Mordprozess in Berlin U-Bahn-Täter womöglich schuldunfähig
15.09.2016, 07:48 Uhr
Das Opfer und der Angeklagte kannten sich nicht.
(Foto: dpa)
Eine junge Frau wird auf dem Heimweg auf einem U-Bahnhof attackiert. Ein Mann stößt sie vor einen Zug. Sie hat keine Chance. Der mutmaßliche Täter kommt nun vor Gericht. Eine Verurteilung ist aber unwahrscheinlich.
Auf einem Berliner U-Bahnhof wird eine 20-Jährige von einem Mann vor einen einfahrenden Zug gestoßen. Die Bahn überrollt die junge Frau, sie hat keine Chance. Acht Monate nach der grausamen Tat beginnt vor dem Landgericht Berlin der Prozess wegen Mordes gegen einen 29-Jährigen. Er war nur einen Tag vor dem Verbrechen aus einer psychiatrischen Klinik in Hamburg entlassen worden.
Es war 23.35 Uhr, als die 20-Jährige am 19. Januar auf dem U-Bahnhof Ernst-Reuter-Platz in Charlottenburg stand. Sie schrieb ihrer Mutter noch eine SMS: "Bin gleich zu Hause. Ich liebe dich." Als der Zug gegen 23.36 Uhr einfuhr, griff plötzlich ein ihr unbekannter Mann von hinten an. Mit großer Wucht habe er sie gestoßen, so die Anklage. Die Zugführerin bremste. Doch sie konnte die Tragödie nicht verhindern.

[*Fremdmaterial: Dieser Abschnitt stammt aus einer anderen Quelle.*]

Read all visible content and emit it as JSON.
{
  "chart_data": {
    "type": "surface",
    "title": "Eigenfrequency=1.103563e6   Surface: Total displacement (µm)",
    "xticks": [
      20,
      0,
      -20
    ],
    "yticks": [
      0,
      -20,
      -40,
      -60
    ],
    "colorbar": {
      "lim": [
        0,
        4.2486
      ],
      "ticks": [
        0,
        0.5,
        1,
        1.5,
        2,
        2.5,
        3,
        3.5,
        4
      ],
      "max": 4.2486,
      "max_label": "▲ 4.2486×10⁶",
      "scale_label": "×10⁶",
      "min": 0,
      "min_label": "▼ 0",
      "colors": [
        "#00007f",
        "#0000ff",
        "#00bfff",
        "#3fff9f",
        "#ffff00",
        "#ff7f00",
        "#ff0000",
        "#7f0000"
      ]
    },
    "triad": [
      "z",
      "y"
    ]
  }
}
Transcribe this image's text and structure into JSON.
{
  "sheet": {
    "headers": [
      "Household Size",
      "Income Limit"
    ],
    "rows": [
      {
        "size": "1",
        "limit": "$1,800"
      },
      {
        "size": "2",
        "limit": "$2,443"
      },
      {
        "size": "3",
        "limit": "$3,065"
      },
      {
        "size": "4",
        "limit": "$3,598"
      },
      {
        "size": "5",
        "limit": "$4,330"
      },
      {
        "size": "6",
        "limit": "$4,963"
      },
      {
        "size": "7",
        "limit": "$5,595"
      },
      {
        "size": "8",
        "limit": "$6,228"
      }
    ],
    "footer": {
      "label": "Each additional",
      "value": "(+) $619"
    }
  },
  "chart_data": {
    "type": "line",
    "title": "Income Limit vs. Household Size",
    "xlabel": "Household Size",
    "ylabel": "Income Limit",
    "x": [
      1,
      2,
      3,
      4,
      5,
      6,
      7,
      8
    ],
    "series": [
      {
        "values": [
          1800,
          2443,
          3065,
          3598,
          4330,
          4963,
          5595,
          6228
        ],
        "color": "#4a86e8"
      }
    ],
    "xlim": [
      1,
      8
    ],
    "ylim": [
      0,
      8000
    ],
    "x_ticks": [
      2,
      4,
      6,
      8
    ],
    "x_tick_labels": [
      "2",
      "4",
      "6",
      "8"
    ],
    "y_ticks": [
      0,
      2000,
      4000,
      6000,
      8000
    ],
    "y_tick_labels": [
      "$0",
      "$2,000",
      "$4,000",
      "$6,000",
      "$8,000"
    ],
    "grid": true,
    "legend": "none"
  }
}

Die Bestürzung war groß. Blumen, Briefe und Bilder wurden auf dem Bahnsteig abgelegt - darunter ein ergreifender Abschiedsbrief von Mutter und Schwester der Getöteten. "Mein Engel, es ist unfassbar, wie du von uns gegangen bist. Du warst und bist meine perfekte Schwester", hieß es in dem öffentlichen Brief. "Keine Worte der Welt bringen dich zu mir zurück, aber ich werde dich für immer im Herzen tragen", schrieb die Mutter.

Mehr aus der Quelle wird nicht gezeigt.